I&T: Describe your goals and challenges as the deputy CIO at MassMutual.

Bob Casale: In a word: change. Managing large-scale change is my biggest priority. I am tasked with leading the IT organization through a significant transformation. This is both in terms of supporting the business-modernization efforts of our company as well as the changes required to position the IT capability of the company.

I&T: What goals did you set when you assumed the CIO role? What have you learned so far?

Casale: I stepped into the role of deputy CIO in early 2008. I had two major areas of focus as I began: project delivery and learning. Both of these require an increasingly greater understanding of where our businesses are heading and what IT needs to do to help get us there. We have already enjoyed some terrific delivery success in 2008. In terms of learning, I now have much better insight into the workings of the entire IT operation and, more important, clearer insight into where we need to begin to go as we strive to become even better.

I&T: How do you ensure the success of major technology initiatives and of broader projects?

Casale: With the amount of change -- both internal and external -- it's imperative that leadership actively steer the priorities of the organization. An important goal for us is to continually balance the needs of the entire company with the needs of a particular business line. This is done in full partnership with our business counterparts through a consolidated steering process.

I&T: What are your top priorities for 2008? And what are your longer-term goals?

Casale: Of course, delivery is always a priority. But that is not the only one. We will be working to define, communicate and implement changes that move the IT operation to its next level of excellence. IT, in 2008, is very different than the pure technology/transactional orientations of the past. We need first to be businesspeople who, in turn, bring technology to bear on solving business challenges.

I&T: What workforce challenges do you anticipate facing in the near future? How do you plan to cope with them?

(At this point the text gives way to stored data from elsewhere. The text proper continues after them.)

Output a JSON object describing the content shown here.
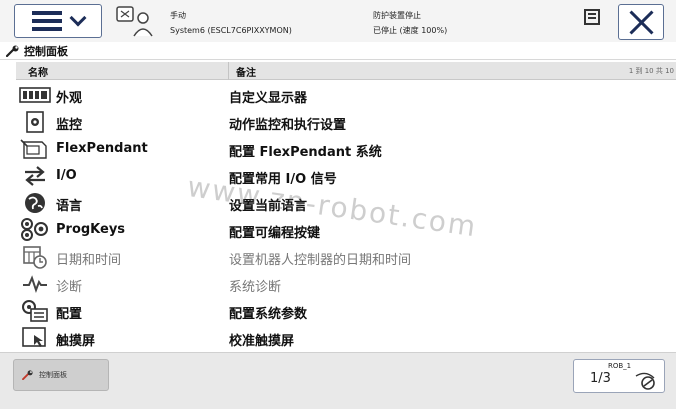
{
  "topbar": {
    "mode": "手动",
    "system": "System6 (ESCL7C6PIXXYMON)",
    "safety_status": "防护装置停止",
    "run_state": "已停止 (速度 100%)"
  },
  "window": {
    "title": "控制面板"
  },
  "columns": {
    "name": "名称",
    "note": "备注",
    "count": "1 到 10 共 10"
  },
  "rows": [
    {
      "icon": "display-icon",
      "name": "外观",
      "desc": "自定义显示器",
      "enabled": true
    },
    {
      "icon": "monitor-icon",
      "name": "监控",
      "desc": "动作监控和执行设置",
      "enabled": true
    },
    {
      "icon": "flexpendant-icon",
      "name": "FlexPendant",
      "desc": "配置 FlexPendant 系统",
      "enabled": true
    },
    {
      "icon": "io-arrows-icon",
      "name": "I/O",
      "desc": "配置常用 I/O 信号",
      "enabled": true
    },
    {
      "icon": "globe-icon",
      "name": "语言",
      "desc": "设置当前语言",
      "enabled": true
    },
    {
      "icon": "progkeys-icon",
      "name": "ProgKeys",
      "desc": "配置可编程按键",
      "enabled": true
    },
    {
      "icon": "calendar-clock-icon",
      "name": "日期和时间",
      "desc": "设置机器人控制器的日期和时间",
      "enabled": false
    },
    {
      "icon": "pulse-icon",
      "name": "诊断",
      "desc": "系统诊断",
      "enabled": false
    },
    {
      "icon": "config-icon",
      "name": "配置",
      "desc": "配置系统参数",
      "enabled": true
    },
    {
      "icon": "touchscreen-icon",
      "name": "触摸屏",
      "desc": "校准触摸屏",
      "enabled": true
    }
  ],
  "watermark": "www.zn-robot.com",
  "bottombar": {
    "task_label": "控制面板",
    "rob_label": "ROB_1",
    "fraction": "1/3"
  }
}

Casale: We have the traditional challenges of changing skill sets and some lack-of-depth issues with subject matter expertise. We clearly see an industry shift toward greater business and process analysis, systems integration and service-oriented development, and an explosive growth in the data and information space. We have developed a multiyear planning model to use as we manage demand and skills transition. For the first time, we have good optics into ways to purposefully manage (e.g., training, recruiting, retooling) to where we are going versus managing solely to where we are today.

I&T: What management, communication and integration challenges do newer sourcing strategies present?

Casale: In terms of working with IT partners, I see challenges with some of the basics that you take for granted when working internally. Most notable are clarity of requirements and roles, along with strong management of relationships. Above all, timely, effective communication with vendors is critical.

For two specific reasons, today's relationships require much greater closeness: First, the clock speed of business is always increasing -- we need to respond faster than ever before. Second, we believe that our strategic partners must know who we are and what our priorities are, and bring to bear perspectives we may not have. Likewise, we want to know where our partners are headed and how we can influence their direction.